We are implementing the PBS Tier 1 (General) route for highly skilled migrants, and their dependants. The route will be open to migrants applying in-country from 29 February 2008; and open to applicants applying overseas in India from 1 April 2008. The route will be opened to all applicants applying overseas by the summer. Tier 1 (General) builds upon the success of the highly skilled migrant programme (HSMP) in attracting and retaining the most talented migrants who have the most to contribute economically.

PBS Tier 1 (General) will create a rigorous and single stage application process. India is our most important market for Tier 1 (General) so we are starting there.

I announced PBS fees in a Written Ministerial Statement laid on 30 January.

The points-based system will be simpler, with clearer and more consistent outcomes for all parties. We are laying immigration rules today that will support those objectives by:

simplifying the process for introducing specified application forms and procedures for applications or claims in connection with immigration.
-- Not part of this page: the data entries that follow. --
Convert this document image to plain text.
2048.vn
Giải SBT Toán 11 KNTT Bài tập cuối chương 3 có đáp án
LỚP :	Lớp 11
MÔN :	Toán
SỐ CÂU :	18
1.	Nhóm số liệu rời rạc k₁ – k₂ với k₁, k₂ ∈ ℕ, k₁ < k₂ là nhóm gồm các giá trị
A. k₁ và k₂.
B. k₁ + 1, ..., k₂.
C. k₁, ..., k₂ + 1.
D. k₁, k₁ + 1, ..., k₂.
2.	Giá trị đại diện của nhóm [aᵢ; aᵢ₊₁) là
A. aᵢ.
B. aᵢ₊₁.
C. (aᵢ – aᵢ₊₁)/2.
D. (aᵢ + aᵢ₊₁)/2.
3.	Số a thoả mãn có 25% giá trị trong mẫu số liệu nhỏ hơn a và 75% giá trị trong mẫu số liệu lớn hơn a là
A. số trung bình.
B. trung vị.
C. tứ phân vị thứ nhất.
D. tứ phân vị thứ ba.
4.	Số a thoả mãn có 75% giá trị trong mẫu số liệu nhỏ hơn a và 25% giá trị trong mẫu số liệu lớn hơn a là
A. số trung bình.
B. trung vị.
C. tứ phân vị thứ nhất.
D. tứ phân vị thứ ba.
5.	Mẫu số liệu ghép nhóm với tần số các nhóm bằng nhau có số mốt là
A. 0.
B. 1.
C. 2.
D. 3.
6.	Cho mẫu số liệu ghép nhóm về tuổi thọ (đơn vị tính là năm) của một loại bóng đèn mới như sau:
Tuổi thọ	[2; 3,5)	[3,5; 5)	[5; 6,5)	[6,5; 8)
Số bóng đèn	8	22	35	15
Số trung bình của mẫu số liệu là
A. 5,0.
amending the rules for indefinite leave to remain as a work permit holder to allow time spent as a highly skilled migrant or PBS Tier 1 (General) to count towards the current five-year qualifying period for settlement. This will correct an inconsistency in the immigration rules whereby time spent as a work permit holder can count towards an application for indefinite leave to remain as a highly skilled migrant, but time spent as a highly skilled migrant does not count towards an application for indefinite leave to remain as a work permit holder.

Doctors in training

There are a limited number of postgraduate and speciality training posts in the NHS and in recent recruitment rounds significant numbers of UK-trained doctors have been displaced by doctors who have trained abroad. We are therefore amending the immigration rules to reduce the level of competition for training posts in the short-term.

Highly skilled migrants, Tier 1 (General) migrants and their dependants will, in certain circumstances, have a condition imposed on their leave to enter or remain in the UK prohibiting them from taking employment as a doctor in training. This condition will not apply to migrants already in the UK with leave as a highly skilled migrant or as a postgraduate doctor/dentist undertaking the foundation course. These restrictions will be temporary pending the Department for Health implementing a sustainable solution to NHS recruitment issues.